Литмир - Электронная Библиотека
A
A

Вячеслав Репин

Хам и хамелеоны

Часть первая

Крайняя плоть

"Пчела, сидевшая на цветке, ужалила ребенка. И ребенок боится пчел и говорит, что цель пчелы состоит в том, чтобы жалить людей. Поэт любуется пчелой, впивающейся в чашечку цветка, и говорит, цель пчелы состоит во впивании в себя аромата цветов. Пчеловод, замечая, что пчела собирает цветочную пыль к приносит ее в улей, говорит, что цель пчелы состоит в собирании меда. Другой пчеловод, ближе изучив жизнь роя, говорит, что пчела собирает пыль для выкармливанья молодых пчел и выведения матки, что цель ее состоит в продолжении рода. Ботаник замечает, что, перелетая с пылью двудомного цветка на пестик, пчела оплодотворяет его, и ботаник в этом видит цель пчелы. Другой, наблюдая переселение растений, видит, что пчела содействует этому переселению, и этот новый наблюдатель может сказать, что в этом состоит цель пчелы. Но конечная цель пчелы не исчерпывается ни тою, ни другой, ни третьей целью, которые в состоянии открыть ум человеческий. Чем выше поднимается ум человеческий в открытии этих целей, тем очевиднее для него недоступность конечной цели."

Л. Н. Толстой, «Война и мир»

Взрослых детей Лопухов не мог собрать под родным кровом даже с кончиной их матери. Екатерину Ивановну хоронили в конце октября, в канун ее так и не отмеченного дня рождения. Воцерковленная соседка две ночи подряд читала Псалтирь. Отпевали прямо в квартире. Обошлось без столпотворения. Присутствовали знакомые, соседи и пара коллег по работе. Из родственников к овдовевшему Андрею Васильевичу в Тулу успела приехать только сестра покойной, престарелая вдова, жившая в Сибири.

Никто из детей так и не появился.
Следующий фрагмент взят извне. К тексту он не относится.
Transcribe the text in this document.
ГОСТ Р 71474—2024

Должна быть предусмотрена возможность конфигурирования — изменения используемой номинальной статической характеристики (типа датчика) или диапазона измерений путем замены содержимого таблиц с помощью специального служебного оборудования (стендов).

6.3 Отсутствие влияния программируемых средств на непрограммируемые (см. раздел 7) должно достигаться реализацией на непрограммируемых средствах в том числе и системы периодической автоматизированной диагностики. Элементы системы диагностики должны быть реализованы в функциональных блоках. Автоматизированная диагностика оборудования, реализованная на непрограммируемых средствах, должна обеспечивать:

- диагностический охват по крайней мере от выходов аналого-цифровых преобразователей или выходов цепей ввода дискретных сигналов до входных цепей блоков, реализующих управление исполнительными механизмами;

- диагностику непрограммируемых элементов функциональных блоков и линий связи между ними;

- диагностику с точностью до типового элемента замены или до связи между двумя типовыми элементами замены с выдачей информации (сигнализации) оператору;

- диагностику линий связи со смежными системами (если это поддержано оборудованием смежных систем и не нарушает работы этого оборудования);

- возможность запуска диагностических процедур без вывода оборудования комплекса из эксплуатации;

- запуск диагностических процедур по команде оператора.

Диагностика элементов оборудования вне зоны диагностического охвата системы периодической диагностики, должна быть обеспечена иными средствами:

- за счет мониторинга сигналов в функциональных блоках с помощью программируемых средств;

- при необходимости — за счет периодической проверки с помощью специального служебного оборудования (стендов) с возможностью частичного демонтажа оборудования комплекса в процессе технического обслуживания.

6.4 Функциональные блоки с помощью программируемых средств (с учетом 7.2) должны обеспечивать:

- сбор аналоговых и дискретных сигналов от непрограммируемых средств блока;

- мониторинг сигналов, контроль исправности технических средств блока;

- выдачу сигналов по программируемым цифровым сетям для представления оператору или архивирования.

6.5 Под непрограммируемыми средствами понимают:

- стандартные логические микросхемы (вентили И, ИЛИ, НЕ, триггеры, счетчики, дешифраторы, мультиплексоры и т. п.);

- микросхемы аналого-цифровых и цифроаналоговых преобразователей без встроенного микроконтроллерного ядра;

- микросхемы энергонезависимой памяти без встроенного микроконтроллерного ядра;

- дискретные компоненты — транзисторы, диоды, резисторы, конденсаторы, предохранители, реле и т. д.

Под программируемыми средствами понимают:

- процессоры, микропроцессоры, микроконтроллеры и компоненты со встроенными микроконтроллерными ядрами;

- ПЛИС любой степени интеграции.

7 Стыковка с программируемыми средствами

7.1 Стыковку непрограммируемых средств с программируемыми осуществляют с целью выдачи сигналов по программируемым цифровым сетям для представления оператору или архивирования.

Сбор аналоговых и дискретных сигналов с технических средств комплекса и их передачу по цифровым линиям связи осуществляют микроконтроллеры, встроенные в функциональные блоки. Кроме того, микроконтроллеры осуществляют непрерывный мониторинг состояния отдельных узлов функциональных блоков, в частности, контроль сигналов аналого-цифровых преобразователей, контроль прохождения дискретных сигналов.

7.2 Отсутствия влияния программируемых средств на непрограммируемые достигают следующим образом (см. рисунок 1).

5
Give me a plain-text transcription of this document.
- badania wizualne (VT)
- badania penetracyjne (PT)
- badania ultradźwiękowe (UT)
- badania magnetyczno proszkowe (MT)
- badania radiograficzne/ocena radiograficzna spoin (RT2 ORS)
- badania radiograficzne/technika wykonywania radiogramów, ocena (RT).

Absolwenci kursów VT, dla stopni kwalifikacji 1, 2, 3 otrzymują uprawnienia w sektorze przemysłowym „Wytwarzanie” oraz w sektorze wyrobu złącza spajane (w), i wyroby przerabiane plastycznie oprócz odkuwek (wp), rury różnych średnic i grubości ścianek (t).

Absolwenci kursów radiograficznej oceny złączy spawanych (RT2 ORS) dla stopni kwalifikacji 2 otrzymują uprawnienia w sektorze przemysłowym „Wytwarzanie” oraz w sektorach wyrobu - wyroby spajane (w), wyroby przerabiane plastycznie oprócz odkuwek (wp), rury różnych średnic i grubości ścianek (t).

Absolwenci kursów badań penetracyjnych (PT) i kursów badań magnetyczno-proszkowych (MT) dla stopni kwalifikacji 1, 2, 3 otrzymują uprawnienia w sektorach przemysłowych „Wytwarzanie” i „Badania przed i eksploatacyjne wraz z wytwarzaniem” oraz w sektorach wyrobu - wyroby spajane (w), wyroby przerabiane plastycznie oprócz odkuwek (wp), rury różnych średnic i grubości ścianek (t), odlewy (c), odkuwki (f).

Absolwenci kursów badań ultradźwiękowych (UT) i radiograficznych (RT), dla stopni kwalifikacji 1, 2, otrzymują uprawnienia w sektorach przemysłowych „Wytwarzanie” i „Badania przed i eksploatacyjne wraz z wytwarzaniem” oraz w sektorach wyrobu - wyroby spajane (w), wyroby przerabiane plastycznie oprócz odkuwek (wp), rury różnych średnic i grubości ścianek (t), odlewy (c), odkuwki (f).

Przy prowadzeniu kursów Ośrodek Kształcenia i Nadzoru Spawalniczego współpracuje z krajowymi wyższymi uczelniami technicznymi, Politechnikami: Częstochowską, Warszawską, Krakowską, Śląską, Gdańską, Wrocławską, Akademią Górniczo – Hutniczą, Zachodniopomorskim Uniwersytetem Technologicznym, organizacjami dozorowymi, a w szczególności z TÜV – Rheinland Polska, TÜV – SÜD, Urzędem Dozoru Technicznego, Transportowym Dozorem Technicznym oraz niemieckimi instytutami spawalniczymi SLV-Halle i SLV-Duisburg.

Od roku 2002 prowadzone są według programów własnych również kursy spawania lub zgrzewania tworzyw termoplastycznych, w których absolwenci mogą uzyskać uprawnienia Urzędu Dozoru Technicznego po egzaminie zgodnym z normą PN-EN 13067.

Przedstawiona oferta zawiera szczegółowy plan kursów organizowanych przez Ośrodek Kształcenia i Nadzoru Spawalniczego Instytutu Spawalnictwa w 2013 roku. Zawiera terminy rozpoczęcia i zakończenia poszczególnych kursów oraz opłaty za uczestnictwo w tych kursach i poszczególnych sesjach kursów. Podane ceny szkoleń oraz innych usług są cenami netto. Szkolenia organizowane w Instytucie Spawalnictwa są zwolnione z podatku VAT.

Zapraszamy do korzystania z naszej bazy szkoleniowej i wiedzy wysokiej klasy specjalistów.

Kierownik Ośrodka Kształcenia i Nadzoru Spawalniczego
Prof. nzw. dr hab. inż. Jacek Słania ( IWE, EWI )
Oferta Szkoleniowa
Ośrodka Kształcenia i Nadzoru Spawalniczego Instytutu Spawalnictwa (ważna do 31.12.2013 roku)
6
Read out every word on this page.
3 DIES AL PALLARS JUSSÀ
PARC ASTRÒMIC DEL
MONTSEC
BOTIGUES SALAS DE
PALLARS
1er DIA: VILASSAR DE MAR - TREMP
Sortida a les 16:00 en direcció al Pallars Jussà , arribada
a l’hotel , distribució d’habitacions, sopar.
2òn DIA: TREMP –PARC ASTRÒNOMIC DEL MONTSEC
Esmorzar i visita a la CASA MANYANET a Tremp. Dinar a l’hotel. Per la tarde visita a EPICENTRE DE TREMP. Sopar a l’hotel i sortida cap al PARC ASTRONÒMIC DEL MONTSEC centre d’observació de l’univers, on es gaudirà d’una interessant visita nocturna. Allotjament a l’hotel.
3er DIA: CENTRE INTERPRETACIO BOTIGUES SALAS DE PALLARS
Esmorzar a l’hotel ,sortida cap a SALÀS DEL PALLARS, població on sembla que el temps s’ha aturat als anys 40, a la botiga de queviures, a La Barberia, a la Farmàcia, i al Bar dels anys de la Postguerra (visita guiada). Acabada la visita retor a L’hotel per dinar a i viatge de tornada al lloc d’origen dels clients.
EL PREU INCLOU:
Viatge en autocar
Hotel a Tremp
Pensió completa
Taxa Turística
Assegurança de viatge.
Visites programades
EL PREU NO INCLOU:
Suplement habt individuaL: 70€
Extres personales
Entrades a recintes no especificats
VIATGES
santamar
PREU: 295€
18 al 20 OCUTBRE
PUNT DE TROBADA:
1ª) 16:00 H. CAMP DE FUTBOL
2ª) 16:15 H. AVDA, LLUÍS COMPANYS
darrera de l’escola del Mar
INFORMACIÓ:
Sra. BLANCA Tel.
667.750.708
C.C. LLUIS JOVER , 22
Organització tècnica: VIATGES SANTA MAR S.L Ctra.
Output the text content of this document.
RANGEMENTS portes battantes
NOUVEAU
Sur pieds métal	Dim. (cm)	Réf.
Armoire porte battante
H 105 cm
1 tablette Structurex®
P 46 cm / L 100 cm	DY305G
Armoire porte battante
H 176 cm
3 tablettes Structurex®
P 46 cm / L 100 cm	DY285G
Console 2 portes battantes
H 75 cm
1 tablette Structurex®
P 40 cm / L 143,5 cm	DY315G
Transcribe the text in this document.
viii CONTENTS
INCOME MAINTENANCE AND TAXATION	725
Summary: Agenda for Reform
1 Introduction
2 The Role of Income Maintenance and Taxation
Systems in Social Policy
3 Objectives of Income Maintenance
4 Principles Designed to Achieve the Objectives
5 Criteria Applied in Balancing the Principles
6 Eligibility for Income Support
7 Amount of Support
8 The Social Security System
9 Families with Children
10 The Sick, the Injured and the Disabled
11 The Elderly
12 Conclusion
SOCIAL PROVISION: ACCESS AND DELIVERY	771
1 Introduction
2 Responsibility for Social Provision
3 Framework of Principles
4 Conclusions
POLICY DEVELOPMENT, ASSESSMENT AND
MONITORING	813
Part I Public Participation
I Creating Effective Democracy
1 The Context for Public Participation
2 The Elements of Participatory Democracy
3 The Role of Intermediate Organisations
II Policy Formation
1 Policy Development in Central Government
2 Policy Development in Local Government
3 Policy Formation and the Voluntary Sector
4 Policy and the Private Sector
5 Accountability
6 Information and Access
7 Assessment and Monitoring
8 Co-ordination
Ни младший сын, живший в Англии, ни старший из Москвы не дали о себе знать. Телеграммы как в лету канули. Дочка же, переехав на новую съемную квартиру, не удосужилась поделиться новым адресом, номер телефона тоже, оказалось, сменила. Сообщить ей случившемся было попросту некуда, Андрей Васильевич не знал, кому писать, кому звонить…

На местном кладбище стоял запах огорода и сухостоя. Рядом во дворах жгли листву. Из-за ограды тянуло горьковатым дымом. Перед могилой неуверенно перетаптывалось человек пятнадцать. Отец Петр, местный батюшка, мерно размахивал кадилом. Отслужить литию ему помогали и здесь двое певчих. Сестра покойной, Дарья Ивановна, тихо переговаривалась с теми, кто держался от могилы подальше. Из-за наваленного по краям рыжего грунта свежевырытая яма чем-то напоминала рану, обработанную йодом.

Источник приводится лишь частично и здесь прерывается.